Industrial control systems (ICS) and the SCADA technology which powers them have little in the way of security capabilities.
Talking to chief product officer and co-founder of Nozomi Networks Andrea Carcano, he said that even after the lessons learned from Stuxnet, there is little in the way of authentication or encryption in modern SCADA systems. Particularly once inside the network, he said that the only thing you need to know is the language of the programmable logic controller (PLC) or remote terminal in order to gain access.
“What Stuxnet was doing was attacking one of these (PLC) and it is connected on one side to the physical plant and the PLC opens an instruction to the plant,” he said. “They have to work 24 hours a day and the latency is crucial, so the point here is that you don’t have authentication or encryption and if you are able to speak its language you can ask the system to do whatever you want.
“Once you are inside the network it is much easier to perform attacks on a database or in a data center, as here there is no protection.”
Asked why there is no protection, he explained that plans for refineries and plants were made around 30 years ago, and then there were devices talking to each other but monitored by people. Then 10 years ago, businesses wanted to be more efficient and moved technology to use the TCP/IP protocol, but added the MODBUS communications protocol too so it could be monitored 24 hours a day. It worked, but lacked basic security.
“Still we are in a situation like that,” he added. “Standard IT technology would fail to protect this type of system so as soon as you land on a standard computer, you can get in. You find standard computers in these networks.”

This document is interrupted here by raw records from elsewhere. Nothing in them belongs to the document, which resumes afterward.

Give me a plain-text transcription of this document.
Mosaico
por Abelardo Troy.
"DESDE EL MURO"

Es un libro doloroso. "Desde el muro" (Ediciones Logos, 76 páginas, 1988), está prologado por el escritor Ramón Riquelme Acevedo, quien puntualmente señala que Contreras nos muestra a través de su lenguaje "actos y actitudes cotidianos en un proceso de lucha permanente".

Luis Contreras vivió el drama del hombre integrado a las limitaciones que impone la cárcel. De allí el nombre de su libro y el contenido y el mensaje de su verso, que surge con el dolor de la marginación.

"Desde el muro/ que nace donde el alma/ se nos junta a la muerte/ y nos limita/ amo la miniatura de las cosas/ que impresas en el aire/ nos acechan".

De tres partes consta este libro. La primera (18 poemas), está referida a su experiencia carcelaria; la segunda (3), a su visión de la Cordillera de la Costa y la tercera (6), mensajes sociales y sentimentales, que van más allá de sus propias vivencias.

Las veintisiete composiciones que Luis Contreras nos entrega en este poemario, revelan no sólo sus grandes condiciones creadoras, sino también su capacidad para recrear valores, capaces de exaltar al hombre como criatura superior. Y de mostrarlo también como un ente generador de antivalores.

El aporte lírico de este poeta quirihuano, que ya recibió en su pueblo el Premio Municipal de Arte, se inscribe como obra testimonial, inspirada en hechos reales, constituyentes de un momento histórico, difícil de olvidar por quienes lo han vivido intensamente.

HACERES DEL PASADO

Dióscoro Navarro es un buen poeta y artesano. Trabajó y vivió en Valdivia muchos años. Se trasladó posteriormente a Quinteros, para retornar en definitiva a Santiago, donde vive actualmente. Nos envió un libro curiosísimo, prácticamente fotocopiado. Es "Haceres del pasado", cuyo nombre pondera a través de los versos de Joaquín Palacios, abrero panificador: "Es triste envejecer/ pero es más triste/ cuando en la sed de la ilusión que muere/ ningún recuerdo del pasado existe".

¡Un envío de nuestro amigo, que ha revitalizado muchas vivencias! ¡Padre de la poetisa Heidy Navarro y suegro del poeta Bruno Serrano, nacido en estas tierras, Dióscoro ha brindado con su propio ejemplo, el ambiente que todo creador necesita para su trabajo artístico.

Carcano, who said that he had been interested in cybersecurity since high school and subsequently doing a masters degree, spotted a scholarship in the mid 2000s to create malware for the SCADA system. “SCADA at that point was not really known and my big point was on IT, and what I am seeing now is it is hard to find people who know both of the spaces because universities teach people IT security or automation,” he said.
“I come from an IT background so I applied for this and won the scholarship for one year and worked in the EC laboratory. I studied automation and SCADA and came out after a few months with the first virus for SCADA systems in 2007, and it was the first example of SCADA malware as an academic proof. We did all of the tests in the laboratory and in my PhD I focused on the same topic on the offensive side.”
Carcano explained that he later moved to the defensive side, and by this time Stuxnet had appeared. “It was sophisticated, but the logic behind the malware was behind what we used years before in our approach, so for me it was a confirmation that I thought was great, but by using the technique in our laboratory we were able to detect Stuxnet pretty quickly.”
Carcano acknowledged the differences between IT and operational technology specialists, where there is a need for availability of access to data for the latter, but he claimed that people who look at SCADA systems solely for functionality would probably not understand a standard attack on the IT level.
In his work for an oil and gas company ahead of the foundation of Nozomi Networks in October 2013, Carcano said that research using Shodan had found more than 2000 SCADA systems connected to the internet. “When you learn how to build a virus targeting a SCADA system, trust me it is not that hard to build something targeting it and you don't have to reach the complexity of Stuxnet, you can build something much more simpler.”
Asked what the solution is, Carcano said that while Nozomi Networks' solution offers a visibility capability, disabling USB keys in the plant was one way forward. “However, five years ago it was hard to get in front of an industrial engineer but now they know that there is a problem and it is not easy to solve,” he argued. “Still there are legacy systems that were installed 20 years ago, so you need a solution to mitigate the risk but now when you work and talk with people, there is a different knowledge about it.”